Every entrepreneur is passionate about their idea. The key for many is finding a manufacturer who shares that passion and has the ability to successfully bring a new product to life.
Startups face unique challenges when it comes to finding a manufacturing partner who can meet their needs. And, when the stakes are high, it’s that much more important to be informed. Our aim is to help startup entrepreneurs understand the process of engaging with a manufacturer, the considerations and trade-offs involved, and the associated risks.
Varying Levels of Engagement
A manufacturer should be willing and able to truly engage with a startup during the early stages of development. As anyone who’s worked tirelessly to bring a product to market will tell you, the more engagement in that regard the better. The level of attention startups receive, however, can vary wildly.
Finding a manufacturer is not difficult. But finding one with an engineering staff who will engage with and support your new business is another story.
An experienced partner with a focus on Design for Manufacturing and Assembly (DFMA) practices should be ready to work closely with your startup to see that product components are designed for optimal manufacture and assembly. If components do not meet these standards, the manufacturer should be expected to proactively bring forward design solutions to ensure they do.
Startups benefit greatly from the expertise of their manufacturing partners, so working with someone who shares your expectations about the collaborative process is key. In some cases a contract manufacturer may also be able to connect you with others who have significant experienced getting businesses off the ground, bringing products to market, and other efforts that require significant business acumen.
A proven track record of helping provide strategic manufacturing insights, and open communication about these expectations prior to signing an agreement, will go a long way.
U.S. or Abroad
It will come as no surprise that choosing a manufacturer at home or abroad is one of the most important early decisions a new business will make.
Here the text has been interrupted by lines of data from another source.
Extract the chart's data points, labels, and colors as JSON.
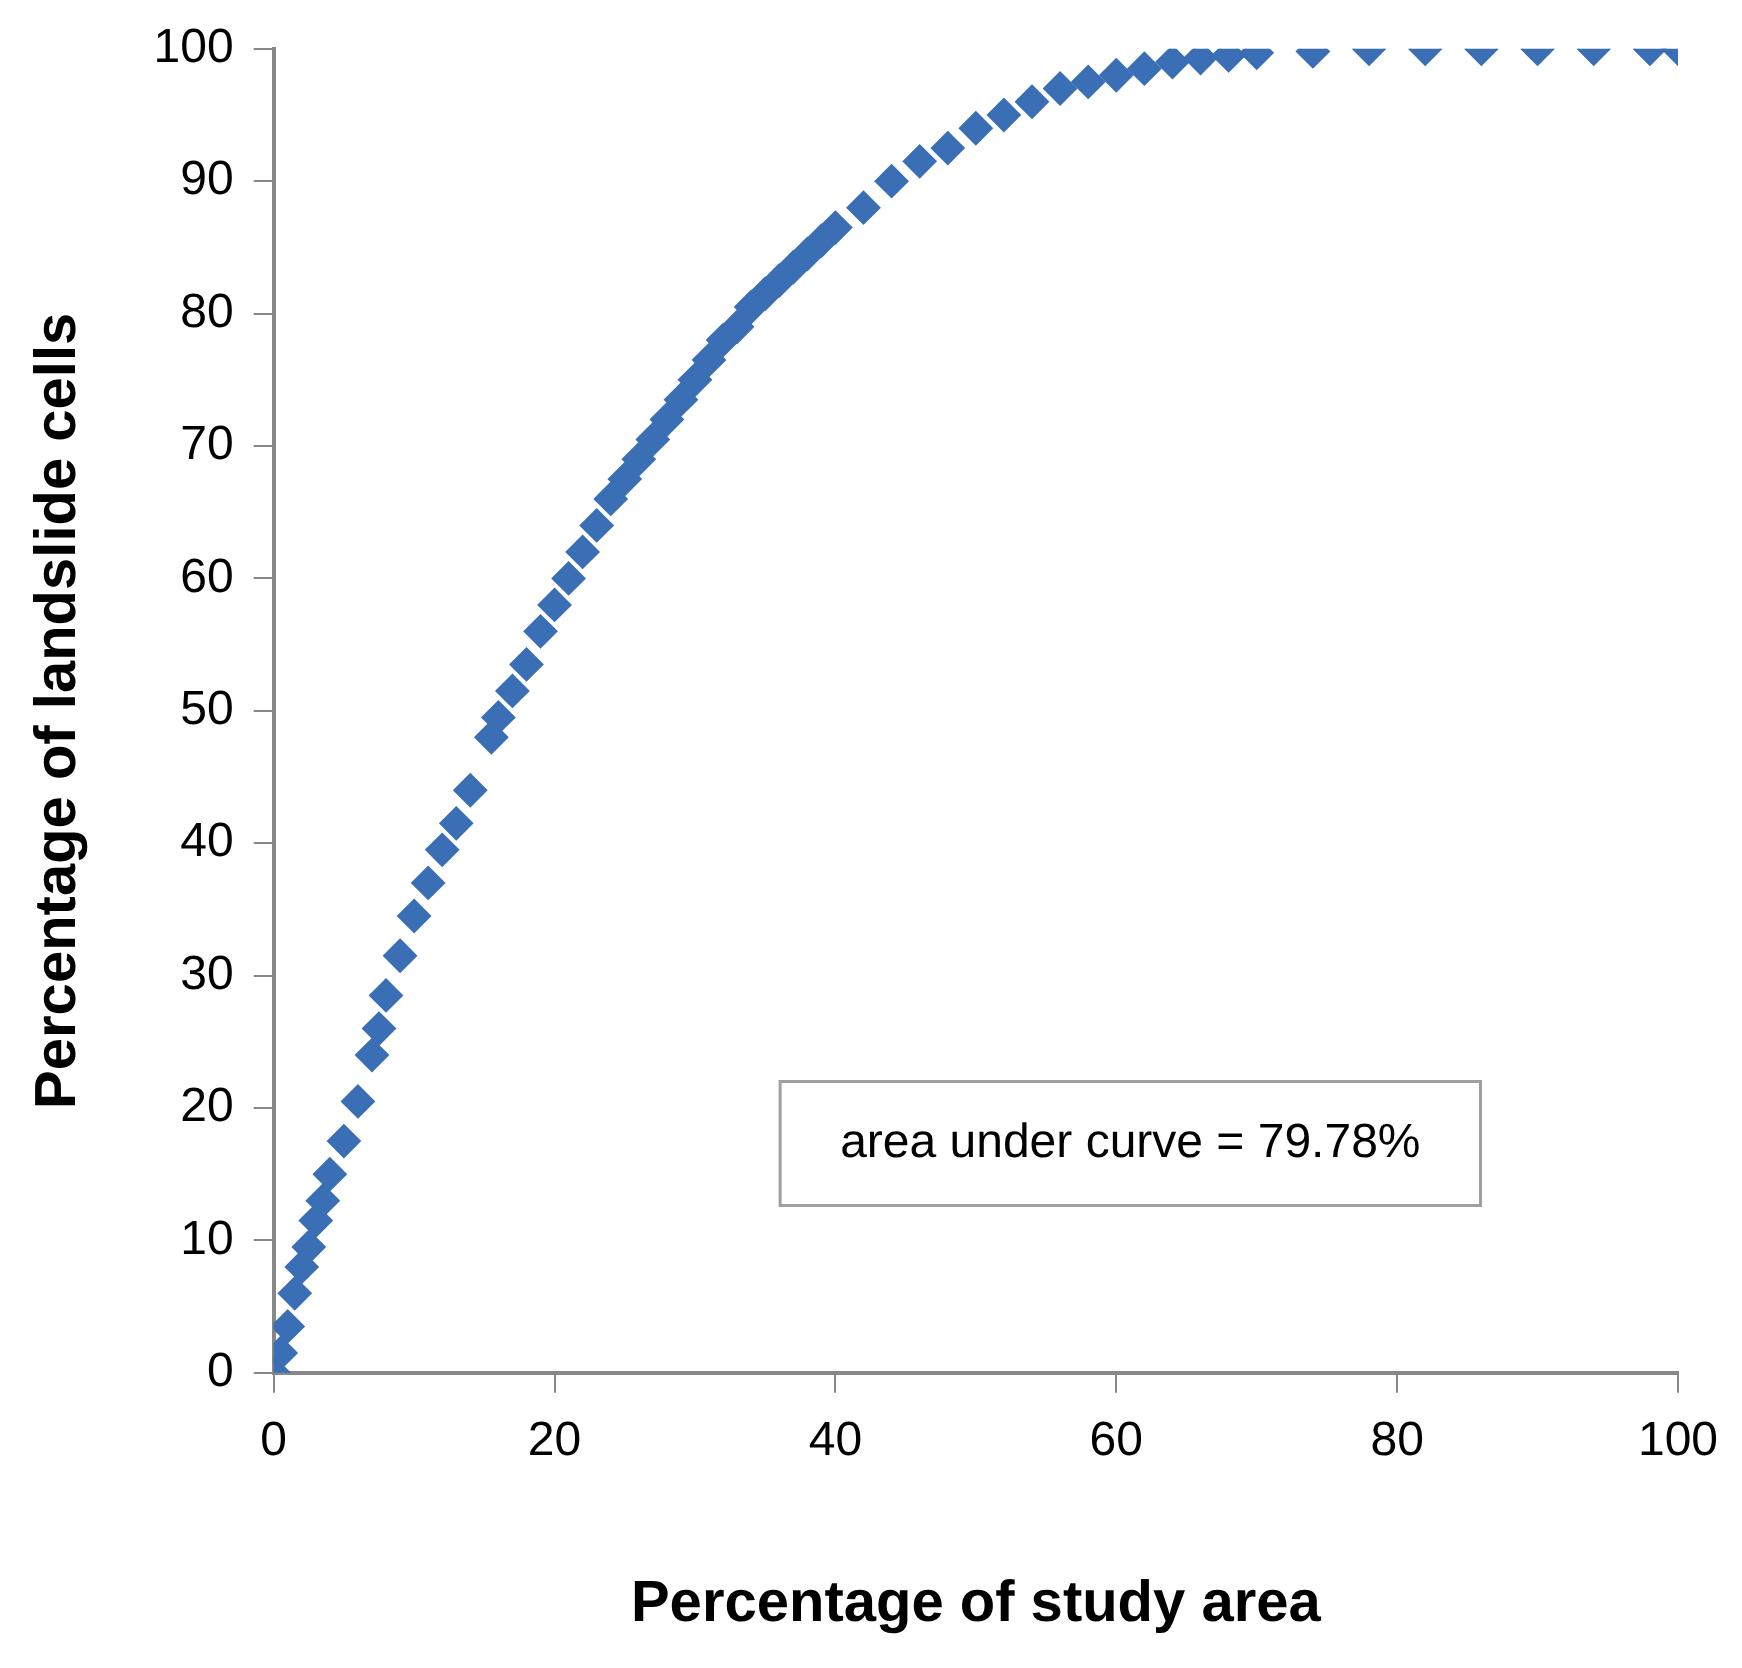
{
  "chart_data": {
    "type": "scatter",
    "xlabel": "Percentage of study area",
    "ylabel": "Percentage of landslide cells",
    "annotations": [
      "area under curve = 79.78%"
    ],
    "x": [
      0,
      0.5,
      1,
      1.5,
      2,
      2.5,
      3,
      3.5,
      4,
      5,
      6,
      7,
      7.5,
      8,
      9,
      10,
      11,
      12,
      13,
      14,
      15.5,
      16,
      17,
      18,
      19,
      20,
      21,
      22,
      23,
      24,
      25,
      26,
      27,
      28,
      29,
      30,
      31,
      32,
      33,
      34,
      35,
      36,
      37,
      38,
      39,
      40,
      42,
      44,
      46,
      48,
      50,
      52,
      54,
      56,
      58,
      60,
      62,
      64,
      66,
      68,
      70,
      74,
      78,
      82,
      86,
      90,
      94,
      98,
      100
    ],
    "series": [
      {
        "color": "#3a6fb5",
        "values": [
          0,
          1.5,
          3.5,
          6,
          8,
          9.5,
          11.5,
          13,
          15,
          17.5,
          20.5,
          24,
          26,
          28.5,
          31.5,
          34.5,
          37,
          39.5,
          41.5,
          44,
          48,
          49.5,
          51.5,
          53.5,
          56,
          58,
          60,
          62,
          64,
          66,
          67.5,
          69,
          70.5,
          72,
          73.5,
          75,
          76.5,
          78,
          79,
          80.5,
          81.5,
          82.5,
          83.5,
          84.5,
          85.5,
          86.5,
          88,
          90,
          91.5,
          92.5,
          94,
          95,
          96,
          97,
          97.5,
          98,
          98.5,
          99,
          99.3,
          99.5,
          99.7,
          99.8,
          100,
          100,
          100,
          100,
          100,
          100,
          100
        ]
      }
    ],
    "xlim": [
      0,
      100
    ],
    "xticks": [
      0,
      20,
      40,
      60,
      80,
      100
    ],
    "ylim": [
      0,
      100
    ],
    "yticks": [
      0,
      10,
      20,
      30,
      40,
      50,
      60,
      70,
      80,
      90,
      100
    ],
    "grid": false,
    "legend": false,
    "marker": "diamond"
  }
}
What sometimes catches startups by surprise, however, is the weight that, in hindsight, many wish they would have given considerations other than price.
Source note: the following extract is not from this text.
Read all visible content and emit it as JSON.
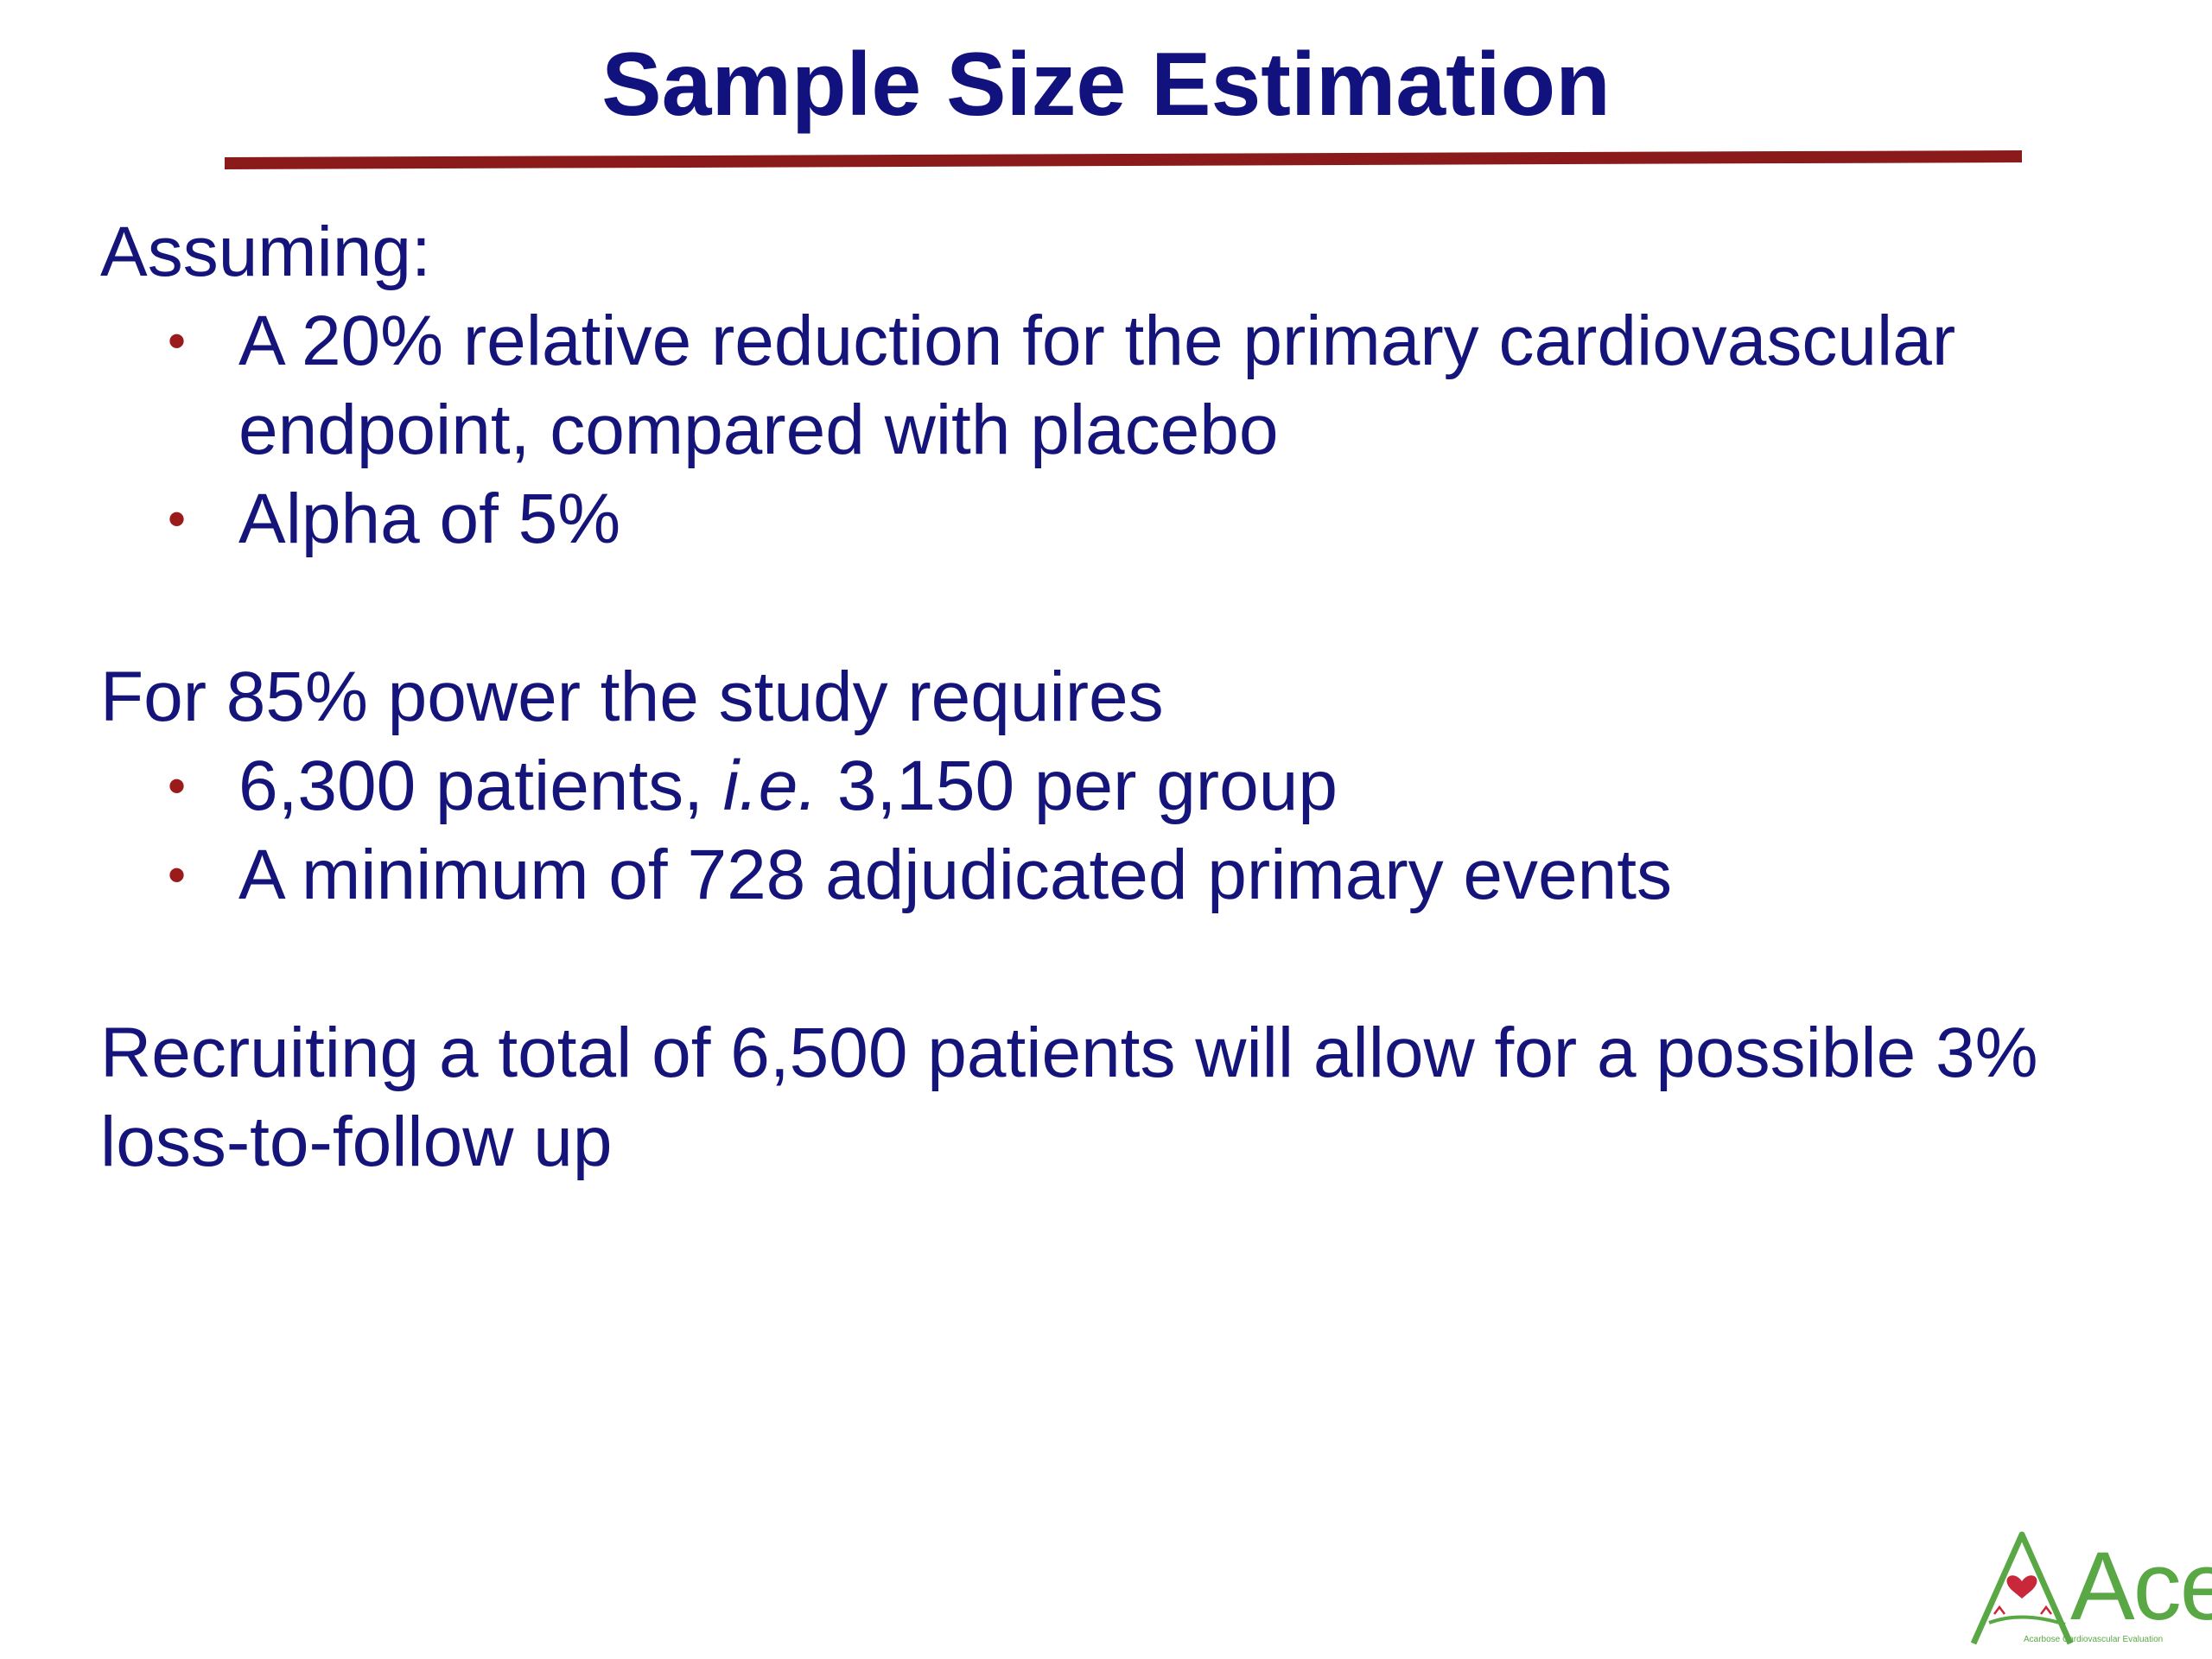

Price is of course always a factor, and for some businesses working with an overseas partner is successful. That said, new businesses sometimes fail to take the long-view when considering the many trade-offs associated with this decision.
One of the first things to consider is time to market. A startup looking to take a product to market quickly might face challenges when working with an overseas manufacturer. This is especially important from the point of view of a startup, where design and other changes can be expected, and should be accounted for.
Knowledge transfer between your team and the manufacturer is another consideration when looking at companies is the U.S. and abroad. With a close partnership from prototype to launch, important issues can be brought forward prior to scaling. This again is where, in most cases, close proximity and agility are a benefit.
As a whole, overseas manufacturers also tend to be larger, which can bring about some challenges startups should be aware of.
Large or Small Manufacturing Partner
Working with a large organization can be a strength for some established businesses seeking cost reductions at scale, with production runs large enough to get a big manufacturer’s attention. However, if you are looking for a partner who is nimble, can provide design and other insights based on years of experience, and essentially will work with you as an extensions of your business, a smaller partner can provide important benefits.
Initially many startups find comfort, and perhaps even a bit of perceived legitimacy, in working with a large manufacturer. However, the results can be spotty. Large manufacturers can be less flexible and, frankly, more bureaucratic, than a startup might like. As bureaucracy is never attractive or beneficial for a fast-moving startup, this aspect of the business-manufacturer relationship should be fully vetted during the decision making process.
A larger manufacturer may also farm out individual product components. Needless to say, the disconnect between the business, the manufacturer, and the manufacturer’s subcontractors, can be problematic. Instead of working directly with a team that understands your product, and is committed to its success, this diffuse approach can bring about communication and quality challenges.
Many startups instead choose to inquire about smaller partners’ ability to provide coaching and guidance. That type of collaboration can prevent communication headaches and quality issues, and bring forward insights that inform future product launches.
Finding the “Sweet Spot”
For most startups, the goal, ultimately, is to find a manufacturer who is in the “sweet spot.” This means finding a partner who is not so large as to be unable to give the business the attention they need, but not so small as to lack the full breadth of necessary skills and expertise.
In short, you should seek a manufacturing partner you can work with directly, who is easy to communicate with, who has a full range of skills to help launch your product, and who has the ability and agility to make changes when necessary.